Many things went unspoken as the meal progressed.
By silent accord, they kept the conversation light. They didn’t speculate on the case. They didn’t talk about their past association or the way it had ended. They didn’t talk about Charlotte or Max’s empty apartment. Raine didn’t ask whether he’d ever gone to New Bridge, looking for her once she’d run.
Instead, they stuck to safe stuff like movies-which they mostly agreed on-books-ditto-and the occasional foray into current affairs and politics, where they were forced to agree to disagree.
The good news was that it made for a pleasant meal. The bad news was that it recalled entirely too many of the hours they’d shared during her stay at Boston General.
Worse, it reminded her that Max wasn’t just a handsome face stuck on a hell of a body. He wasn’t just an overprotective macho man in search of a little woman to take care of.
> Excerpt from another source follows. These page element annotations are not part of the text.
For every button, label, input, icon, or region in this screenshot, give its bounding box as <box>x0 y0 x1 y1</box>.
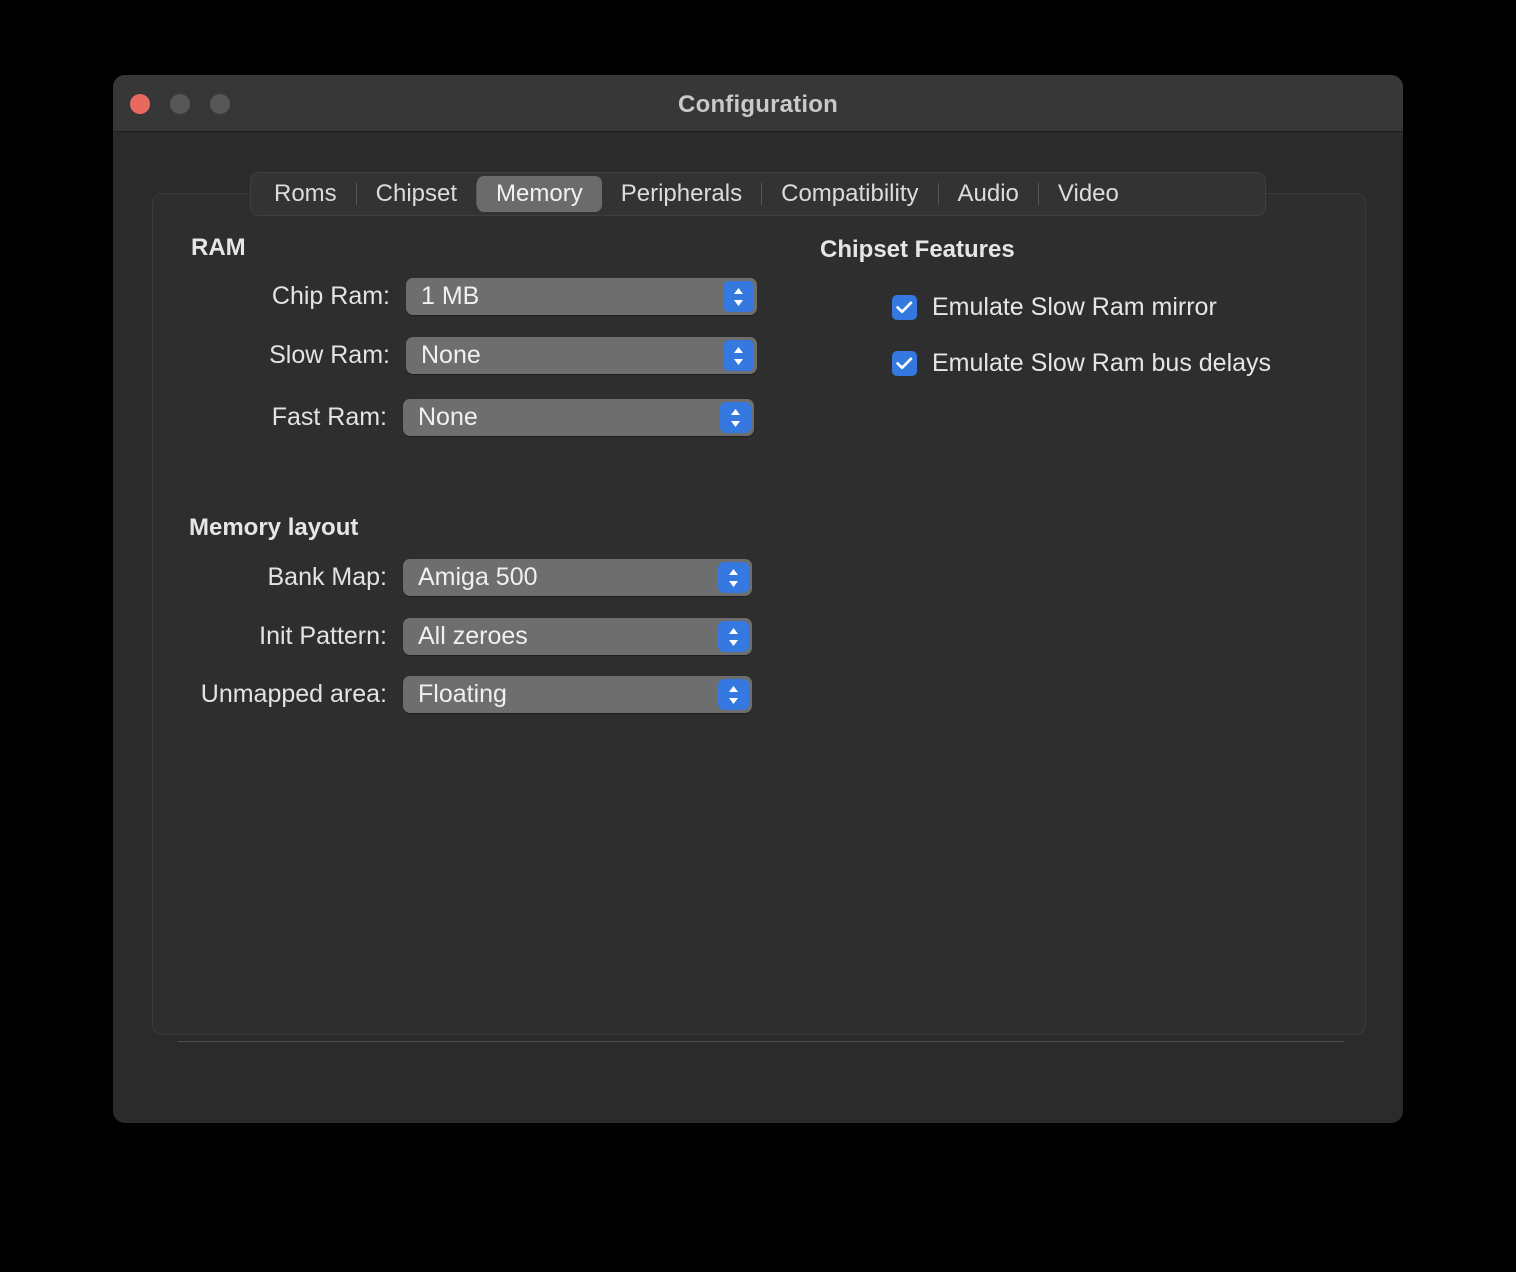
init-pattern-label: Init Pattern: <box>259 622 387 650</box>
footer-divider <box>178 1041 1344 1042</box>
bank-map-dropdown[interactable]: Amiga 500 <box>403 559 752 596</box>
chevron-up-down-icon[interactable] <box>723 340 754 371</box>
init-pattern-dropdown[interactable]: All zeroes <box>403 618 752 655</box>
tab-memory[interactable]: Memory <box>477 176 602 212</box>
chevron-up-down-icon[interactable] <box>718 562 749 593</box>
chevron-up-down-icon[interactable] <box>723 281 754 312</box>
window-titlebar: Configuration <box>113 75 1403 132</box>
tab-compatibility[interactable]: Compatibility <box>762 176 937 212</box>
emulate-slow-ram-bus-delays-row[interactable]: Emulate Slow Ram bus delays <box>892 349 1271 378</box>
tab-roms[interactable]: Roms <box>255 176 356 212</box>
configuration-window: Configuration Roms Chipset Memory Periph… <box>113 75 1403 1123</box>
tab-chipset[interactable]: Chipset <box>357 176 476 212</box>
memory-layout-group-title: Memory layout <box>189 514 359 541</box>
tab-peripherals[interactable]: Peripherals <box>602 176 761 212</box>
bank-map-row: Bank Map: Amiga 500 <box>153 559 763 596</box>
memory-settings-panel: RAM Chip Ram: 1 MB Slow Ram: None Fast R… <box>152 193 1366 1042</box>
init-pattern-value: All zeroes <box>418 622 528 650</box>
chip-ram-dropdown[interactable]: 1 MB <box>406 278 757 315</box>
chevron-up-down-icon[interactable] <box>720 402 751 433</box>
chevron-up-down-icon[interactable] <box>718 679 749 710</box>
fast-ram-label: Fast Ram: <box>271 403 387 431</box>
fast-ram-dropdown[interactable]: None <box>403 399 754 436</box>
fast-ram-row: Fast Ram: None <box>153 399 763 436</box>
emulate-slow-ram-bus-delays-label: Emulate Slow Ram bus delays <box>932 349 1272 377</box>
tab-bar: Roms Chipset Memory Peripherals Compatib… <box>250 172 1266 216</box>
tab-video[interactable]: Video <box>1039 176 1138 212</box>
unmapped-area-dropdown[interactable]: Floating <box>403 676 752 713</box>
slow-ram-value: None <box>421 341 481 369</box>
chip-ram-row: Chip Ram: 1 MB <box>153 278 763 315</box>
init-pattern-row: Init Pattern: All zeroes <box>153 618 763 655</box>
chevron-up-down-icon[interactable] <box>718 621 749 652</box>
checkbox-checked-icon[interactable] <box>892 351 917 376</box>
emulate-slow-ram-mirror-label: Emulate Slow Ram mirror <box>932 293 1217 321</box>
slow-ram-row: Slow Ram: None <box>153 337 763 374</box>
unmapped-area-label: Unmapped area: <box>200 680 387 708</box>
tab-audio[interactable]: Audio <box>939 176 1038 212</box>
bank-map-label: Bank Map: <box>267 563 387 591</box>
unmapped-area-row: Unmapped area: Floating <box>153 676 763 713</box>
chip-ram-label: Chip Ram: <box>271 282 390 310</box>
unmapped-area-value: Floating <box>418 680 507 708</box>
chipset-features-group-title: Chipset Features <box>820 236 1015 263</box>
checkbox-checked-icon[interactable] <box>892 295 917 320</box>
window-title: Configuration <box>678 91 838 118</box>
slow-ram-dropdown[interactable]: None <box>406 337 757 374</box>
fast-ram-value: None <box>418 403 478 431</box>
slow-ram-label: Slow Ram: <box>269 341 390 369</box>
chip-ram-value: 1 MB <box>421 282 480 310</box>
ram-group-title: RAM <box>191 234 246 261</box>
emulate-slow-ram-mirror-row[interactable]: Emulate Slow Ram mirror <box>892 293 1217 322</box>
bank-map-value: Amiga 500 <box>418 563 538 591</box>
He was both of those things, true.
But he was also really good company, damn it.
When the meal was over, their conversation faltered. She fell silent, and after a moment, he did, too. They stared at each other over the remains of their food. The scene was lit by daylight filtering through cheap hotel curtains. It wasn’t romantic, wasn’t ambience, but Raine’s heart tilted nonetheless.
“Aw, hell.” Max leaned forward and Raine met him halfway. Their kiss tasted of red wine and companionship, and the heat built gently. Surely. As though this time it was right.
Only it wasn’t. He’d already admitted he didn’t see her as an equal.
He was still looking to save her.
Raine pulled away, blood humming, and saw the knowledge already written in his eyes.
“Not yet,” he said as though they’d already discussed it. “Not tonight.”
Maybe not ever. Probably not ever.
“Thanks for the meal.” Raine stood and gathered her change of clothes. “See you tomorrow.”